TARDIS: Mitigating Temporal Misalignment via Representation Steering
Changho Shin, Xinya Yan, Suenggwan Jo, Sungjun Cho, Shourjo Aditya Chaudhuri, Frederic Sala
TL;DR
Temporal misalignment—shifts between training and test distributions over time—causes language models to underperform. TARDIS proposes an unsupervised representation-editing approach that computes steering vectors $v^l_{s\rightarrow t}$ from mean representations across time and applies a controlled shift to hidden states via $\tilde{h}^l = h^l + \alpha v^l_{s\rightarrow t}$, targeting key layers.
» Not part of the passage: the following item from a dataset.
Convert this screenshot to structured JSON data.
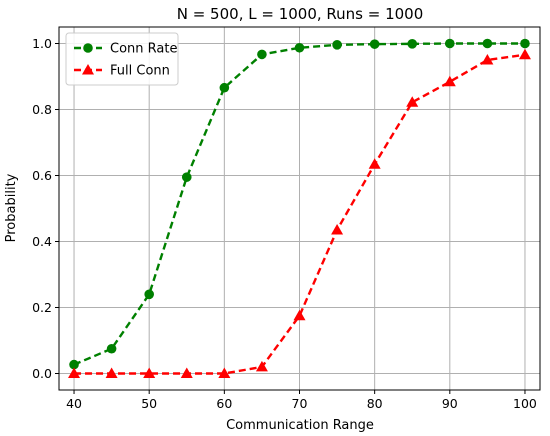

The method can interpolate/extrapolate steering vectors and even dynamically combine multiple time-period steering when the target time is unknown, achieving up to $19.2\%$ accuracy gains without fine-tuning across three datasets and various model sizes. This lightweight, inference-time adaptation offers practical temporal robustness for evolving language tasks and opens avenues for dynamic temporal reasoning with representation-level edits.
Abstract
Language models often struggle with temporal misalignment, performance degradation caused by shifts in the temporal distribution of data. Continuously updating models to avoid degradation is expensive. Can models be adapted without updating model weights? We present TARDIS, an unsupervised representation editing method that addresses this challenge. TARDIS extracts steering vectors from unlabeled data and adjusts the model's representations to better align with the target time period's distribution. Our experiments reveal that TARDIS enhances downstream task performance without the need for fine-tuning, can mitigate temporal misalignment even when exact target time period data is unavailable, and remains efficient even when the temporal information of the target data points is unknown at inference time.